TVG: I know you're especially proud of last season's black-and-white episode "The Post-Modern Prometheus," based on the Frankenstein story, which you wrote and directed. Your version of the monster ends up as a guest on The Jerry Springer Show, months before it took off in the ratings. Did you know something we didn't?

CC: It's just a strange coincidence. It's not like I was prescient. I actually took an interest in Jerry Springer. I came home late at night and turned it on and was just amazed by it. It seemed to me a perfect place for these characters I had rolling in my head to end up. I figured he'd say no, but he said yes. It's serendipitous.

TVG: What do you think compels people, even yourself, to watch his show?

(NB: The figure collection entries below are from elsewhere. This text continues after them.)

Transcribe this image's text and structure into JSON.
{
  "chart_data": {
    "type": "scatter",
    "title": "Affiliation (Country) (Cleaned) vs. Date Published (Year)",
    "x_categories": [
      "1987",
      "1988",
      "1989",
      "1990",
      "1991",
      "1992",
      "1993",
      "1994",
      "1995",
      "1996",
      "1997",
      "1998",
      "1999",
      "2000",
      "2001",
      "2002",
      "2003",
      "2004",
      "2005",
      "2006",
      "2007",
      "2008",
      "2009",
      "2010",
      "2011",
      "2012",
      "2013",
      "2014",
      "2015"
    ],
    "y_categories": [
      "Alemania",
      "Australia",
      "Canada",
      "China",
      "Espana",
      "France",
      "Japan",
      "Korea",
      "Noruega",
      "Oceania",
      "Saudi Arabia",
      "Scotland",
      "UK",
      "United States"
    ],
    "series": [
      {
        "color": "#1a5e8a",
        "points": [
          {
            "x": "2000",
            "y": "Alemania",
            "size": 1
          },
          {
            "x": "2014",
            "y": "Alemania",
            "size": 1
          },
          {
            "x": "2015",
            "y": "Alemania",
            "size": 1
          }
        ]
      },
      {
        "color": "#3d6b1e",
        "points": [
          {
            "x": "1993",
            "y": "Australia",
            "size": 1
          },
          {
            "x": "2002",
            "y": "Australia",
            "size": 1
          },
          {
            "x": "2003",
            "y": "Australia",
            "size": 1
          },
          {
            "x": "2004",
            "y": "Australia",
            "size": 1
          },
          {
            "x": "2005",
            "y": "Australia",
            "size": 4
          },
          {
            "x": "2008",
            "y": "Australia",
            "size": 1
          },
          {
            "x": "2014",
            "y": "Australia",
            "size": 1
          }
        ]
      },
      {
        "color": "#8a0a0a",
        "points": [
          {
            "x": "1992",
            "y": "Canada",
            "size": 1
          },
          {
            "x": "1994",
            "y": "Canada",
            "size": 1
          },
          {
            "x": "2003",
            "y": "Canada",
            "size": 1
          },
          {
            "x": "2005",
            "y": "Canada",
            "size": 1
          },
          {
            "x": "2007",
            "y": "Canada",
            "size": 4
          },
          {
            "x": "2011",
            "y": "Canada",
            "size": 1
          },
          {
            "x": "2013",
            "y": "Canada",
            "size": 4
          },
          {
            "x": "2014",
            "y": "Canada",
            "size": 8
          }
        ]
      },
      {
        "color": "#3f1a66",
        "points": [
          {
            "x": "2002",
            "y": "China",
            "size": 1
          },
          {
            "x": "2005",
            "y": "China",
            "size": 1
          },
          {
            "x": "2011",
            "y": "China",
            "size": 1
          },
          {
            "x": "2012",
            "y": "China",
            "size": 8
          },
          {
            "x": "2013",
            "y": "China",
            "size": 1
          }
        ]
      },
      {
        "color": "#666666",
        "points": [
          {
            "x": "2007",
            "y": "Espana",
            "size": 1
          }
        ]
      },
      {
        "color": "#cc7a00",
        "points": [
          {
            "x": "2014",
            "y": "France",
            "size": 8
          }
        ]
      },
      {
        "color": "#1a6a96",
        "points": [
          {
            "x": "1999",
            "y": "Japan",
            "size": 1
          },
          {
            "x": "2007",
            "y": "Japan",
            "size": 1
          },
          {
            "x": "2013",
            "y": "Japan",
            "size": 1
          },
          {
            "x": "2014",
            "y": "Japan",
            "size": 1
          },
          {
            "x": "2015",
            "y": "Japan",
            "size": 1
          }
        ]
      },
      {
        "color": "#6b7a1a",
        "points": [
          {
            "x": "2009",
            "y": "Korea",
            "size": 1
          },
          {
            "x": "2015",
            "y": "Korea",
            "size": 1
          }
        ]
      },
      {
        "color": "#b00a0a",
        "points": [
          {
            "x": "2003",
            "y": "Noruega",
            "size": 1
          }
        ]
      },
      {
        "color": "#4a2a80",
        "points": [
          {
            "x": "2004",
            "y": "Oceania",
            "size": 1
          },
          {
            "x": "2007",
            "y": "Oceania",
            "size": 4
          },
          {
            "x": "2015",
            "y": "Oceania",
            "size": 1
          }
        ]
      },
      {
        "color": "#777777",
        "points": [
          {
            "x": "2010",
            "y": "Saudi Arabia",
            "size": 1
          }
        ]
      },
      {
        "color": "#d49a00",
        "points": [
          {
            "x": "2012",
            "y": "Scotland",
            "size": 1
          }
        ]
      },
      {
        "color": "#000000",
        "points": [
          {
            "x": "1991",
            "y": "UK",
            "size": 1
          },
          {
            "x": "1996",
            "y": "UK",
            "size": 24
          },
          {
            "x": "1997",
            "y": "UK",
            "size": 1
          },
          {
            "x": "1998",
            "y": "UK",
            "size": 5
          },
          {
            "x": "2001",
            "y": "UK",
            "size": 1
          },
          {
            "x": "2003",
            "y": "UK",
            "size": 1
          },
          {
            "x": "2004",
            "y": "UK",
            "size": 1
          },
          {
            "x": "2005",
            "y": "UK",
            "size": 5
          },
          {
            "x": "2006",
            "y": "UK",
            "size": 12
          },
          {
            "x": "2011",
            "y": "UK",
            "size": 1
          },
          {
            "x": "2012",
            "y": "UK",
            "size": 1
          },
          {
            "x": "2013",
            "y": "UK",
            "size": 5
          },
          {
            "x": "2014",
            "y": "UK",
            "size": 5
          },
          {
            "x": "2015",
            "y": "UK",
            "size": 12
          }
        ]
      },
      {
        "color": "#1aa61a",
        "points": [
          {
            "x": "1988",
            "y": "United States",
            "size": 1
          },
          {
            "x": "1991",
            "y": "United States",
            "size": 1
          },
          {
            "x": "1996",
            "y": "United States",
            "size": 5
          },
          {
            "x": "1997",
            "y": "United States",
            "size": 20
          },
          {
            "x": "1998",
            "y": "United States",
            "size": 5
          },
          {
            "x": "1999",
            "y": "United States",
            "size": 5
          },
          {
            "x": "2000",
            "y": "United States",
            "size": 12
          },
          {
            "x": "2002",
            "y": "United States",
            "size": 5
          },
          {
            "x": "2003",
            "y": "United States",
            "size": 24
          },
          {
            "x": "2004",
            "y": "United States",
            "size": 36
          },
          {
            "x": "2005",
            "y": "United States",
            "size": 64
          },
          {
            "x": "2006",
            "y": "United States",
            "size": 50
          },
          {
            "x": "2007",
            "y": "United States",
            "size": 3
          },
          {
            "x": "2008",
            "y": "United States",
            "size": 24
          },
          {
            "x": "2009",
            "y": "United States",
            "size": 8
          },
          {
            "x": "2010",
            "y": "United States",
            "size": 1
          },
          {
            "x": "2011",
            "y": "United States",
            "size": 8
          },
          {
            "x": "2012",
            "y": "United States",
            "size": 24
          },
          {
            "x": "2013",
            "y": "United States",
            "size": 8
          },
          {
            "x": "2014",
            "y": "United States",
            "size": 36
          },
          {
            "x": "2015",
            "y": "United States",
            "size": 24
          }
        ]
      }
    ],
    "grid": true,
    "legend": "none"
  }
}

CC: I think it's the anything-can-happen aspect for me. I'm just very amused by it.

TVG: Working under such scrutiny now, do you ever long for the early seasons when the show was still something of a well-kept Friday-night secret?

CC: It hasn't changed that much for me. As the audience and popularity grows, that has certain gravitational aspects, but the work and my life are almost exactly the same. I always eat lunch at my desk, rarely eat dinner anyplace other than my desk. My fine china is Styrofoam. This is our existence. Everybody who works here has never slowed down. The success allows you certain freedoms, because people start not to question what it is you're doing. The popularity of the show is a good thing, but the ethic and the approach is still the same. It's still a cult TV show in my mind.